Emilia Clarke jest zbyt przerażona, by mówić o swojej roli w "Tajnej Inwazji". Marvel wymaga pełnej dyskrecji
Karolina Noga
24 lipca 2021, 14:03
"Gra o tron" (Fot. HBO)
Emilia Clarke po "Grze o tron" ma doświadczenie w trzymaniu sekretów produkcji dla siebie — jednak jak się okazuje, zasady bezpieczeństwa Marvela to zupełnie inny poziom.
Emilia Clarke po "Grze o tron" ma doświadczenie w trzymaniu sekretów produkcji dla siebie — jednak jak się okazuje, zasady bezpieczeństwa Marvela to zupełnie inny poziom.
Marvel nie zwalnia tempa, ogłaszając kolejne serialowe projekty we współpracy z Disney+. Nic dziwnego, biorąc pod uwagę, że zarówno "Loki", jak i "WandaVision" odniosły spore sukcesy. Emilia Clarke dołączyła do obsady serialu "Tajna Inwazja" — jednak jak żartuje, jest zbyt przerażona, by zdradzić cokolwiek więcej.

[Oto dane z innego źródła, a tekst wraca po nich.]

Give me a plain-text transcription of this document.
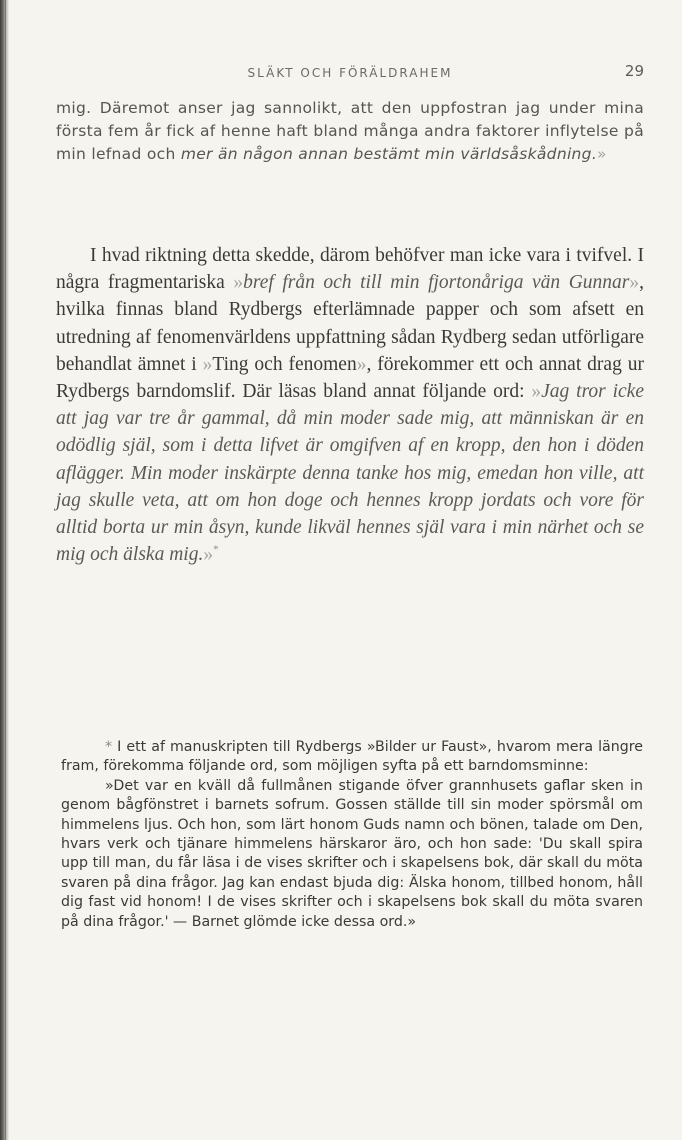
SLÄKT OCH FÖRÄLDRAHEM	29
mig. Däremot anser jag sannolikt, att den uppfostran jag under mina första fem år fick af henne haft bland många andra faktorer inflytelse på min lefnad och mer än någon annan bestämt min världsåskådning.»
I hvad riktning detta skedde, därom behöfver man icke vara i tvifvel. I några fragmentariska »bref från och till min fjortonåriga vän Gunnar», hvilka finnas bland Rydbergs efterlämnade papper och som afsett en utredning af fenomenvärldens uppfattning sådan Rydberg sedan utförligare behandlat ämnet i »Ting och fenomen», förekommer ett och annat drag ur Rydbergs barndomslif. Där läsas bland annat följande ord: »Jag tror icke att jag var tre år gammal, då min moder sade mig, att människan är en odödlig själ, som i detta lifvet är omgifven af en kropp, den hon i döden aflägger. Min moder inskärpte denna tanke hos mig, emedan hon ville, att jag skulle veta, att om hon doge och hennes kropp jordats och vore för alltid borta ur min åsyn, kunde likväl hennes själ vara i min närhet och se mig och älska mig.»*

* I ett af manuskripten till Rydbergs »Bilder ur Faust», hvarom mera längre fram, förekomma följande ord, som möjligen syfta på ett barndomsminne:

»Det var en kväll då fullmånen stigande öfver grannhusets gaflar sken in genom bågfönstret i barnets sofrum. Gossen ställde till sin moder spörsmål om himmelens ljus. Och hon, som lärt honom Guds namn och bönen, talade om Den, hvars verk och tjänare himmelens härskaror äro, och hon sade: 'Du skall spira upp till man, du får läsa i de vises skrifter och i skapelsens bok, där skall du möta svaren på dina frågor. Jag kan endast bjuda dig: Älska honom, tillbed honom, håll dig fast vid honom! I de vises skrifter och i skapelsens bok skall du möta svaren på dina frågor.' — Barnet glömde icke dessa ord.»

Tajna Inwazja: Emilia Clarke o zasadach Marvela
Jak donosi portal Screen Rant, aktorka pojawiła się w "The Tonight Show" Jimmy'ego Fallona. Clarke zdradziła, że Marvel ma naprawdę surowe zasady bezpieczeństwa, gdy w grę wchodzą jakiekolwiek sekrety na temat nadchodzących produkcji.

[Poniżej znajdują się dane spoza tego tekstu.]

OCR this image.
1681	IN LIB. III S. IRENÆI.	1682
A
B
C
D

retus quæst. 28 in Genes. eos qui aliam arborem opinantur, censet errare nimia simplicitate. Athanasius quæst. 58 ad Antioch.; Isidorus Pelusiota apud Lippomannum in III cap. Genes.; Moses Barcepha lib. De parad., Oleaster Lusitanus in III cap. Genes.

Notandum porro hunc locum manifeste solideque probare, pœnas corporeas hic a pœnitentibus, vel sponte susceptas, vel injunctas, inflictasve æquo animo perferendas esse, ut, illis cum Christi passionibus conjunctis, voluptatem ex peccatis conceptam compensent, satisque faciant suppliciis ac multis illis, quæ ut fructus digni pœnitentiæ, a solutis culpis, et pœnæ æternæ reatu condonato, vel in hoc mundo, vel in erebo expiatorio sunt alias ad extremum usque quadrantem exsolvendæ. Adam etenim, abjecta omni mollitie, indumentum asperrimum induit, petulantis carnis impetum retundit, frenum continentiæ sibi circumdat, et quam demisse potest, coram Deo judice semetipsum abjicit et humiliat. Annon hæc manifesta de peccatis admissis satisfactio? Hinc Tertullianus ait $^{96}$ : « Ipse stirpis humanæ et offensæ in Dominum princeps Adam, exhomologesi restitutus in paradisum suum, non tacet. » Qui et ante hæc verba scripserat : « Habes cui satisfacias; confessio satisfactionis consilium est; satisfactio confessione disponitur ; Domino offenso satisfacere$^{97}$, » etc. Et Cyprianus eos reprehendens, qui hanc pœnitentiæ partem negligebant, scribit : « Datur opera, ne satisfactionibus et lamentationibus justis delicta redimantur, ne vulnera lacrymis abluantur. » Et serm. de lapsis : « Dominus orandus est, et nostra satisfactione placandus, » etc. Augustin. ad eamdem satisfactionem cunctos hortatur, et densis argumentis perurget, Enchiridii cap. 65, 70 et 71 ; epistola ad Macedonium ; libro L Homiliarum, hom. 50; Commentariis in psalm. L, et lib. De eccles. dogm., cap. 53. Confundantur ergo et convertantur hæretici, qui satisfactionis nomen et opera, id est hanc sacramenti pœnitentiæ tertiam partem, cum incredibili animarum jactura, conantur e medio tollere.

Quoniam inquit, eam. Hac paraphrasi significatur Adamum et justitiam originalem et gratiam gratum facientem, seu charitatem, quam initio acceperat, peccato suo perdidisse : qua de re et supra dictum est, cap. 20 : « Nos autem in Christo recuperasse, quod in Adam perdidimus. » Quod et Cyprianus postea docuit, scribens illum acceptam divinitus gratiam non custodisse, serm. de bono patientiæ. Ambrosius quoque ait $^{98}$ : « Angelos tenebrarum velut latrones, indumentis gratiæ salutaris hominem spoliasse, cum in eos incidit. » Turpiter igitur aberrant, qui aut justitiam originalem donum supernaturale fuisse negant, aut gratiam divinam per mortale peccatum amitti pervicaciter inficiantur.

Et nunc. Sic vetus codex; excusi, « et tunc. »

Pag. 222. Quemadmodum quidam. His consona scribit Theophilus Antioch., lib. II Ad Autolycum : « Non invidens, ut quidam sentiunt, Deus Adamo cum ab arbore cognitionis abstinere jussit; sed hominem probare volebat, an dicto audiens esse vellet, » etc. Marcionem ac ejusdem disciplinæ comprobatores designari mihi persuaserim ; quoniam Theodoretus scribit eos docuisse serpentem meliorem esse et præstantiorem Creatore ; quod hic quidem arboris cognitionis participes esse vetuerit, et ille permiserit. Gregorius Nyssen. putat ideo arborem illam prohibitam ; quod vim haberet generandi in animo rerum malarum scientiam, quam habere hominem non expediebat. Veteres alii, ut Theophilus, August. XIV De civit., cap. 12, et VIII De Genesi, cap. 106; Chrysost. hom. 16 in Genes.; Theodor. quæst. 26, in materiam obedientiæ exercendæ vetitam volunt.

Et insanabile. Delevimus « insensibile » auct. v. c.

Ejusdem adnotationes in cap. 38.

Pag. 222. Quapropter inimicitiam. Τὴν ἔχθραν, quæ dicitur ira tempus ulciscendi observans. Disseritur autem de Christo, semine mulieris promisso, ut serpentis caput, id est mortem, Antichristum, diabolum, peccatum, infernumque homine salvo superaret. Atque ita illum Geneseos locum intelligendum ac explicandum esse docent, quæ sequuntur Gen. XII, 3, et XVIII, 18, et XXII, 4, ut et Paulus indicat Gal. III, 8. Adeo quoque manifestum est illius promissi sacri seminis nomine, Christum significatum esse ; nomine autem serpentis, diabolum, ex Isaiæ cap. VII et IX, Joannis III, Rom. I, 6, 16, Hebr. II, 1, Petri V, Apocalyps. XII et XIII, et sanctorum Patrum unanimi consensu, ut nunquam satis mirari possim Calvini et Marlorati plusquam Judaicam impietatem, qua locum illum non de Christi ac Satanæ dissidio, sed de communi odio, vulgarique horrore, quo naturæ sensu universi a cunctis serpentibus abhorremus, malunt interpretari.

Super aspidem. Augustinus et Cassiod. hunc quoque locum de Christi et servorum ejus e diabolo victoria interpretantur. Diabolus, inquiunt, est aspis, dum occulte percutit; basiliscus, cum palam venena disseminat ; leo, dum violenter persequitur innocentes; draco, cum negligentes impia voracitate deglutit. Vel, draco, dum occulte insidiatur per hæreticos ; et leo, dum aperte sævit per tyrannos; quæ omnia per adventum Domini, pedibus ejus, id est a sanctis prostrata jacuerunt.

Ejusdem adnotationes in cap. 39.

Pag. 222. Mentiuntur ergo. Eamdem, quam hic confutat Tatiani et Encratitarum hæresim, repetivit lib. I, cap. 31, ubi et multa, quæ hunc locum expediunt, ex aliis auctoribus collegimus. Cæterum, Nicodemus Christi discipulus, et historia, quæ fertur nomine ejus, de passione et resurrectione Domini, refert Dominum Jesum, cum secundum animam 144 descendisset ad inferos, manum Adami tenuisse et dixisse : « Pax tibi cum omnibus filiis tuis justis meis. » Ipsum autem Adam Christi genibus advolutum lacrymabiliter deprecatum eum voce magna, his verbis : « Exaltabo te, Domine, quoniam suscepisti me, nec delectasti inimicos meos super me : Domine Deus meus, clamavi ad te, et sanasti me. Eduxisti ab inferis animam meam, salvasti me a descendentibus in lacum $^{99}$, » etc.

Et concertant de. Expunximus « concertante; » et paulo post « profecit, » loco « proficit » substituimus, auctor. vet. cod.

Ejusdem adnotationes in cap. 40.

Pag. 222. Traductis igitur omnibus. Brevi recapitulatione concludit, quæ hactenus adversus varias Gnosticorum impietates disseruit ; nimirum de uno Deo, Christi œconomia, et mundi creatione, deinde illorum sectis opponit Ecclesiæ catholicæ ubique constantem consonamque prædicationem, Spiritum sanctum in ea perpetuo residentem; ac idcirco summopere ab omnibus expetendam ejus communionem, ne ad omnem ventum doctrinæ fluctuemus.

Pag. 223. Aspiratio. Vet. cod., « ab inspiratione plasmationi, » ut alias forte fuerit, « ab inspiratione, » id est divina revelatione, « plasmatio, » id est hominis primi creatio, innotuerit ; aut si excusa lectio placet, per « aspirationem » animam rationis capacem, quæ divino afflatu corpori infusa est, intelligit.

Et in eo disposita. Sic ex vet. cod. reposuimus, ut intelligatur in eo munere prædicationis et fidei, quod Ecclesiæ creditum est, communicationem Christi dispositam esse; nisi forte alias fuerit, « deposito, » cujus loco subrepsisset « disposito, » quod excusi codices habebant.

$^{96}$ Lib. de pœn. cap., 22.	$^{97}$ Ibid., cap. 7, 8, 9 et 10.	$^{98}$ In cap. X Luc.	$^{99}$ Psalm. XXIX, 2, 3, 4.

— Już jestem przerażona. Pierwszymi ludźmi z Marvela, z którymi rozmawiałam, był zespół ochrony i jestem przekonana, że pod moim domem jest jakiś człowiek. Samochód stoi tam od dawna i przysięgam na Boga — on musi być pod przykrywką — powiedziała.

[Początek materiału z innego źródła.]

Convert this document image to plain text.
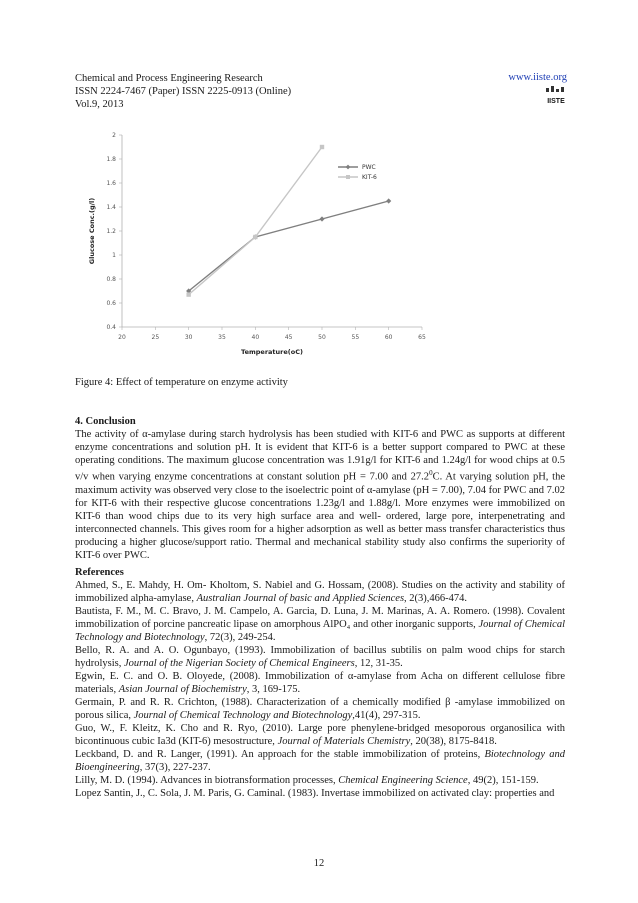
Chemical and Process Engineering Research
ISSN 2224-7467 (Paper) ISSN 2225-0913 (Online)
Vol.9, 2013
www.iiste.org
IISTE
20	25	30	35	40	45	50	55	60	65
0.4
0.6
0.8
1
1.2
1.4
1.6
1.8
2
Temperature(oC)
Glucose Conc.(g/l)
PWC
KIT-6
Figure 4: Effect of temperature on enzyme activity
4. Conclusion
The activity of α-amylase during starch hydrolysis has been studied with KIT-6 and PWC as supports at different enzyme concentrations and solution pH. It is evident that KIT-6 is a better support compared to PWC at these operating conditions. The maximum glucose concentration was 1.91g/l for KIT-6 and 1.24g/l for wood chips at 0.5 v/v when varying enzyme concentrations at constant solution pH = 7.00 and 27.2$^0$C. At varying solution pH, the maximum activity was observed very close to the isoelectric point of α-amylase (pH = 7.00), 7.04 for PWC and 7.02 for KIT-6 with their respective glucose concentrations 1.23g/l and 1.88g/l. More enzymes were immobilized on KIT-6 than wood chips due to its very high surface area and well- ordered, large pore, interpenetrating and interconnected channels. This gives room for a higher adsorption as well as better mass transfer characteristics thus producing a higher glucose/support ratio. Thermal and mechanical stability study also confirms the superiority of KIT-6 over PWC.
References

Ahmed, S., E. Mahdy, H. Om- Kholtom, S. Nabiel and G. Hossam, (2008). Studies on the activity and stability of immobilized alpha-amylase, Australian Journal of basic and Applied Sciences, 2(3),466-474.

Bautista, F. M., M. C. Bravo, J. M. Campelo, A. Garcia, D. Luna, J. M. Marinas, A. A. Romero. (1998). Covalent immobilization of porcine pancreatic lipase on amorphous AlPO₄ and other inorganic supports, Journal of Chemical Technology and Biotechnology, 72(3), 249-254.

Bello, R. A. and A. O. Ogunbayo, (1993). Immobilization of bacillus subtilis on palm wood chips for starch hydrolysis, Journal of the Nigerian Society of Chemical Engineers, 12, 31-35.

Egwin, E. C. and O. B. Oloyede, (2008). Immobilization of α-amylase from Acha on different cellulose fibre materials, Asian Journal of Biochemistry, 3, 169-175.

Germain, P. and R. R. Crichton, (1988). Characterization of a chemically modified β -amylase immobilized on porous silica, Journal of Chemical Technology and Biotechnology,41(4), 297-315.

Guo, W., F. Kleitz, K. Cho and R. Ryo, (2010). Large pore phenylene-bridged mesoporous organosilica with bicontinuous cubic Ia3d (KIT-6) mesostructure, Journal of Materials Chemistry, 20(38), 8175-8418.

Leckband, D. and R. Langer, (1991). An approach for the stable immobilization of proteins, Biotechnology and Bioengineering, 37(3), 227-237.

Lilly, M. D. (1994). Advances in biotransformation processes, Chemical Engineering Science, 49(2), 151-159.

Lopez Santin, J., C. Sola, J. M. Paris, G. Caminal. (1983). Invertase immobilized on activated clay: properties and

12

O czym będzie opowiadać "Tajna Inwazja"? Fabuła serialu będzie skupiać się na zmiennokształtnych kosmitach, którzy od dawna infiltrują Ziemię, a punktem wyjściowym będą wydarzenia z filmu "Kapitan Marvel". W serialu pojawią się Samuel L. Jackson jako Nick Fury, Ben Mendelsohn jako Talos, a także Kingsley Ben-Adir w roli czarnego charakteru. Planowana data premiery nie jest znana.
Najbliższy projekt Marvela i Disney+ to animowany serial "What If…?", który będzie mieć premierę 11 sierpnia. Z kolei pod koniec roku obejrzymy serial "Hawkeye". Rozpoczęto także prace nad "Ms. Marvel" i "She-Hulk".